The U.S. Federal Reserve (Fed) Board on Tuesday proposed new rules to protect consumers who use credit cards from a number of potentially costly practices.
"This proposal is another step forward in the Federal Reserve's efforts to ensure that consumers who rely on credit cards are treated fairly," said Federal Reserve Governor Elizabeth A. Duke. "The rule bans several harmful practices and requires greater transparency in the disclosure of the terms and conditions of credit card accounts."
The proposal, issued for public comment, represents part of the Fed's implementation of the Credit Card Act, which was signed into law by President Barack Obama in May.
Among other things, the proposed rule would protect consumers from unexpected increases in credit card interest rates by generally prohibiting increases in a rate during the first year after an account is opened and increases in a rate that applies to an existing credit card balance.

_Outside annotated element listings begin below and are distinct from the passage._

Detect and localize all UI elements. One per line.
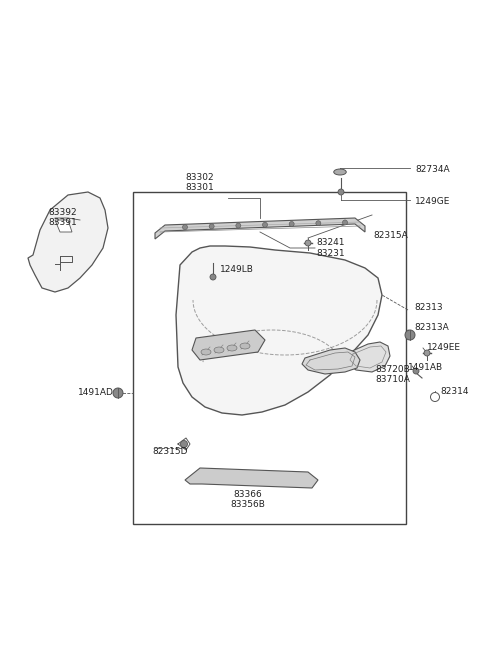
Text: 83720B
83710A: 83720B 83710A — [375, 365, 410, 384]
Circle shape — [413, 368, 419, 374]
Circle shape — [210, 274, 216, 280]
Circle shape — [305, 240, 311, 246]
Circle shape — [113, 388, 123, 398]
Text: 82313: 82313 — [414, 302, 443, 312]
Circle shape — [316, 220, 321, 226]
Text: 83392
83391: 83392 83391 — [48, 208, 77, 228]
Circle shape — [343, 220, 348, 225]
Text: 1491AB: 1491AB — [408, 363, 443, 373]
Text: 1249LB: 1249LB — [220, 266, 254, 274]
Polygon shape — [302, 348, 360, 374]
Bar — [133, 192, 406, 524]
Circle shape — [182, 224, 188, 230]
Text: 82313A: 82313A — [414, 323, 449, 333]
Polygon shape — [55, 220, 72, 232]
Text: 83302
83301: 83302 83301 — [186, 173, 215, 192]
Ellipse shape — [201, 349, 211, 355]
Text: 82314: 82314 — [440, 388, 468, 396]
Polygon shape — [185, 468, 318, 488]
Text: 1491AD: 1491AD — [78, 388, 114, 397]
Circle shape — [424, 350, 430, 356]
Polygon shape — [155, 218, 365, 239]
Ellipse shape — [227, 345, 237, 351]
Ellipse shape — [240, 343, 250, 349]
Circle shape — [338, 189, 344, 195]
Text: 82315D: 82315D — [152, 447, 188, 455]
Circle shape — [405, 330, 415, 340]
Ellipse shape — [334, 169, 346, 175]
Polygon shape — [192, 330, 265, 360]
Circle shape — [209, 224, 214, 229]
Circle shape — [180, 440, 188, 447]
Circle shape — [431, 392, 440, 401]
Text: 83241
83231: 83241 83231 — [316, 238, 345, 258]
Circle shape — [236, 223, 241, 228]
Polygon shape — [28, 192, 108, 292]
Polygon shape — [348, 342, 390, 372]
Text: 82734A: 82734A — [415, 165, 450, 173]
Ellipse shape — [214, 347, 224, 353]
Circle shape — [263, 222, 267, 227]
Text: 1249EE: 1249EE — [427, 344, 461, 352]
Text: 83366
83356B: 83366 83356B — [230, 490, 265, 510]
Text: 82315A: 82315A — [373, 232, 408, 241]
Text: 1249GE: 1249GE — [415, 197, 450, 205]
Circle shape — [289, 222, 294, 226]
Polygon shape — [176, 246, 382, 415]
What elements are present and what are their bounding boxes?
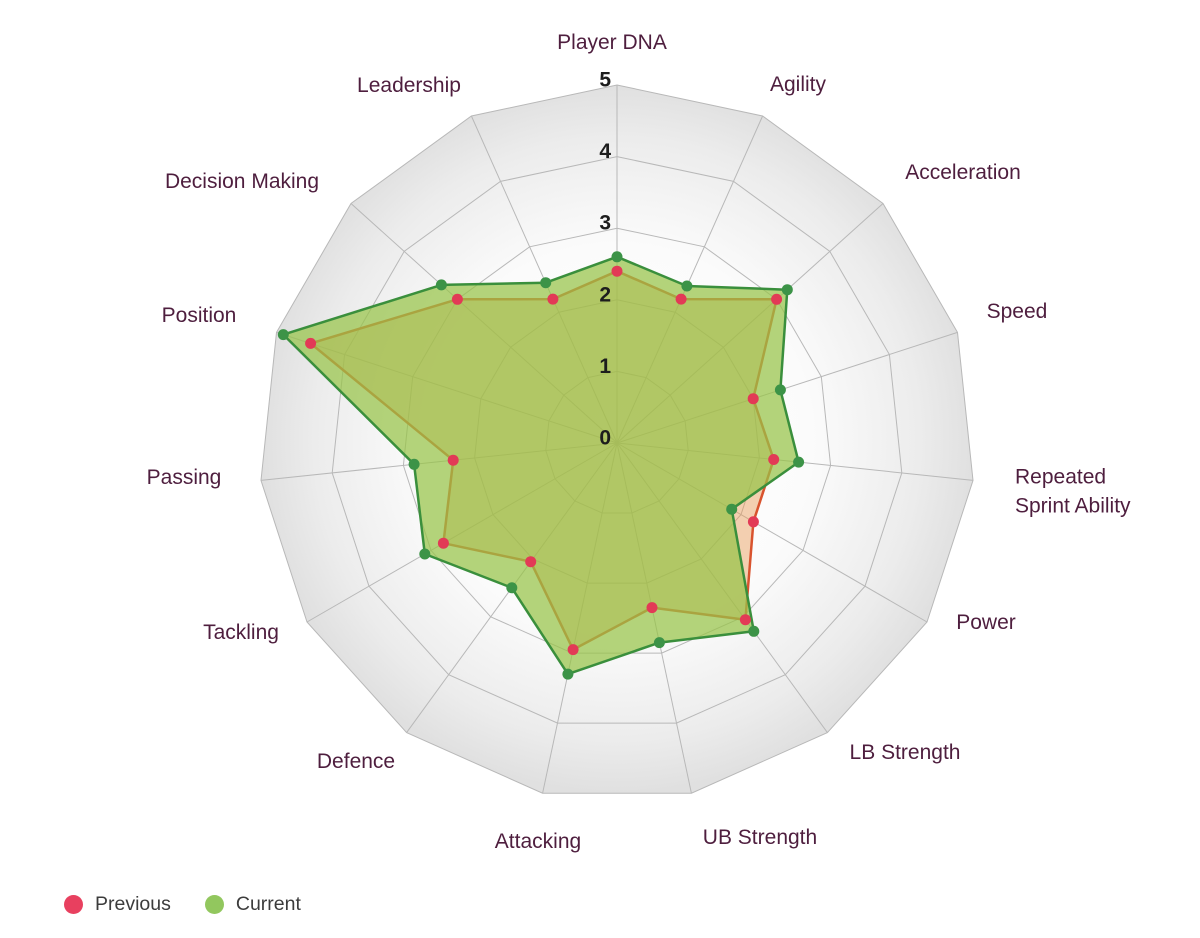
data-point-previous[interactable]	[747, 516, 759, 528]
axis-label-speed: Speed	[987, 300, 1048, 323]
r-axis-tick-label: 0	[599, 427, 611, 450]
data-point-current[interactable]	[277, 329, 289, 341]
legend-label-previous: Previous	[95, 893, 171, 915]
data-point-current[interactable]	[748, 625, 760, 637]
data-point-current[interactable]	[653, 637, 665, 649]
axis-label-leadership: Leadership	[357, 74, 461, 97]
data-point-current[interactable]	[681, 280, 693, 292]
data-point-current[interactable]	[540, 277, 552, 289]
legend-item-current[interactable]: Current	[204, 893, 301, 916]
axis-label-position: Position	[162, 304, 237, 327]
axis-label-acceleration: Acceleration	[905, 161, 1021, 184]
legend-label-current: Current	[235, 893, 301, 915]
data-point-current[interactable]	[774, 384, 786, 396]
data-point-current[interactable]	[435, 279, 447, 291]
axis-label-ub-strength: UB Strength	[703, 826, 817, 849]
legend-item-previous[interactable]: Previous	[64, 893, 171, 916]
data-point-current[interactable]	[408, 458, 420, 470]
data-point-previous[interactable]	[747, 393, 759, 405]
axis-label-lb-strength: LB Strength	[850, 741, 961, 764]
data-point-current[interactable]	[419, 548, 431, 560]
r-axis-tick-label: 5	[599, 69, 611, 92]
legend-marker-current-icon	[204, 895, 224, 914]
data-point-current[interactable]	[781, 284, 793, 296]
axis-label-repeated-sprint-ability: Repeated Sprint Ability	[1015, 465, 1131, 517]
axis-label-agility: Agility	[770, 73, 827, 96]
axis-label-defence: Defence	[317, 750, 395, 773]
r-axis-tick-label: 1	[599, 355, 611, 378]
legend-marker-previous-icon	[64, 895, 83, 914]
data-point-previous[interactable]	[739, 614, 751, 626]
series-area-current	[282, 255, 800, 676]
axis-label-player-dna: Player DNA	[557, 31, 667, 54]
data-point-previous[interactable]	[437, 537, 449, 549]
data-point-previous[interactable]	[305, 337, 317, 349]
data-point-current[interactable]	[726, 503, 738, 515]
r-axis-tick-label: 2	[599, 283, 611, 306]
r-axis-tick-label: 4	[599, 140, 611, 163]
data-point-previous[interactable]	[447, 454, 459, 466]
axis-label-passing: Passing	[147, 466, 222, 489]
data-point-previous[interactable]	[771, 293, 783, 305]
axis-label-decision-making: Decision Making	[165, 170, 319, 193]
data-point-previous[interactable]	[567, 644, 579, 656]
chart-legend: Previous Current	[64, 893, 301, 916]
axis-label-power: Power	[956, 611, 1016, 634]
r-axis-tick-label: 3	[599, 212, 611, 235]
axis-label-tackling: Tackling	[203, 621, 279, 644]
data-point-previous[interactable]	[675, 293, 687, 305]
data-point-previous[interactable]	[547, 293, 559, 305]
data-point-previous[interactable]	[646, 602, 658, 614]
data-point-current[interactable]	[611, 251, 623, 263]
data-point-current[interactable]	[506, 582, 518, 594]
data-point-previous[interactable]	[451, 293, 463, 305]
axis-label-attacking: Attacking	[495, 830, 581, 853]
data-point-previous[interactable]	[525, 556, 537, 568]
data-point-current[interactable]	[793, 456, 805, 468]
data-point-previous[interactable]	[768, 454, 780, 465]
data-point-previous[interactable]	[611, 265, 623, 277]
grid-ring	[260, 84, 974, 794]
grid-ring	[331, 156, 903, 724]
data-point-current[interactable]	[562, 668, 574, 680]
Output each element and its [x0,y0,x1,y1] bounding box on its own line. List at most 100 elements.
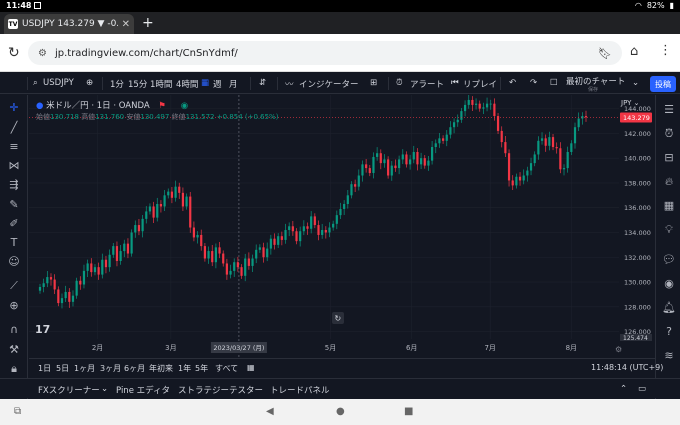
candle[interactable] [170,187,174,204]
candle[interactable] [555,142,558,154]
candle[interactable] [562,164,566,176]
candle[interactable] [518,172,522,186]
interval-15m[interactable]: 15分 [128,80,148,90]
candle[interactable] [115,241,119,267]
interval-1h[interactable]: 1時間 [150,80,173,90]
candle[interactable] [438,133,441,148]
candle[interactable] [152,201,155,223]
candle[interactable] [60,293,64,309]
candle[interactable] [365,159,368,173]
alerts-panel-icon[interactable]: ⏰︎ [664,127,674,140]
candle[interactable] [566,146,569,173]
panel-collapse-icon[interactable]: ⌃ [620,384,628,394]
candle[interactable] [577,112,580,132]
candle[interactable] [112,243,115,258]
candle[interactable] [288,222,291,237]
candle[interactable] [420,152,423,169]
candle[interactable] [460,108,463,123]
panel-fx-screener-chevron-icon[interactable]: ⌄ [101,384,109,394]
candle[interactable] [68,288,71,308]
candle[interactable] [185,193,188,210]
alert-button[interactable]: アラート [410,80,445,90]
candle[interactable] [540,132,544,145]
range-6m[interactable]: 6ヶ月 [124,364,146,373]
pen-icon[interactable]: ✐ [9,217,19,230]
panel-fx-screener[interactable]: FXスクリーナー [38,386,100,396]
candle[interactable] [262,242,265,263]
candle[interactable] [387,156,390,179]
candle[interactable] [104,255,108,274]
candle[interactable] [291,220,294,236]
candle[interactable] [225,258,228,280]
candle[interactable] [251,254,254,272]
candle[interactable] [214,243,217,269]
candle[interactable] [229,264,232,279]
candle[interactable] [463,100,467,117]
emoji-icon[interactable]: ☺ [8,255,20,268]
candle[interactable] [504,135,507,158]
candle[interactable] [93,264,97,276]
candle[interactable] [496,112,500,135]
bookmark-icon[interactable]: 🔖︎ [598,46,612,60]
candle[interactable] [343,200,346,216]
candle[interactable] [189,191,192,233]
candle[interactable] [148,203,152,215]
candle[interactable] [126,238,130,259]
candle[interactable] [354,179,357,192]
candle[interactable] [478,100,481,112]
candle[interactable] [108,249,111,272]
candle[interactable] [452,118,456,134]
reload-icon[interactable]: ↻ [8,45,20,61]
candle[interactable] [551,134,555,151]
chats-icon[interactable]: 💬︎ [662,253,676,266]
candle[interactable] [409,154,412,170]
calendar-panel-icon[interactable]: ▦ [663,199,675,212]
candle[interactable] [159,200,163,213]
candles[interactable] [38,95,588,309]
candle[interactable] [416,148,419,171]
site-info-icon[interactable]: ⚙ [38,47,47,59]
candle[interactable] [434,139,437,154]
candle[interactable] [38,283,42,294]
candle[interactable] [255,244,258,264]
candle[interactable] [273,233,276,250]
candle[interactable] [570,140,573,156]
candle[interactable] [500,126,503,148]
candle[interactable] [130,229,133,257]
undo-icon[interactable]: ↶ [509,78,517,88]
magnet-icon[interactable]: ∩ [9,323,19,336]
candle[interactable] [526,166,529,182]
candle[interactable] [222,250,225,267]
candle[interactable] [507,149,511,187]
candle[interactable] [141,215,144,238]
candle[interactable] [511,175,514,190]
candle[interactable] [346,189,349,209]
candle[interactable] [423,155,426,169]
data-window-icon[interactable]: ⊟ [664,151,674,164]
candle[interactable] [335,210,338,230]
interval-4h[interactable]: 4時間 [176,80,199,90]
candle[interactable] [482,102,485,114]
candle[interactable] [449,121,452,139]
candle[interactable] [401,149,404,164]
candle[interactable] [529,157,533,176]
flag-icon[interactable]: ⚑ [158,101,166,111]
candle[interactable] [218,242,221,259]
back-icon[interactable]: ◀ [266,406,274,417]
candle[interactable] [233,258,236,277]
candle[interactable] [394,159,397,172]
redo-icon[interactable]: ↷ [530,78,538,88]
candle[interactable] [302,220,305,236]
candle[interactable] [515,173,518,189]
help-icon[interactable]: ? [666,325,672,338]
range-5y[interactable]: 5年 [195,364,209,373]
candle[interactable] [244,253,247,282]
range-1d[interactable]: 1日 [38,364,52,373]
candle[interactable] [174,180,177,202]
compare-add-icon[interactable]: ⊕ [86,78,94,88]
ruler-icon[interactable]: ⟋ [10,279,18,292]
candle[interactable] [522,169,525,185]
candle[interactable] [200,229,203,251]
lock-drawings-icon[interactable]: ⚒ [9,343,19,356]
candle[interactable] [101,253,104,279]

It will prohibit creditors from issuing a credit card to a consumer who is under the age of 21 unless the consumer has the ability to make the required payments or obtains the signature of a parent or other cosigner with the ability to do so.
The proposal will require creditors to obtain a consumer's consent before charging fees for transactions that exceed the credit limit. It limits the high fees associated with subprime credit cards.
The new rules will also ban creditors from using the "two-cycle" billing method to impose interest charges and prohibit creditors from allocating payments in ways that maximize interest charges.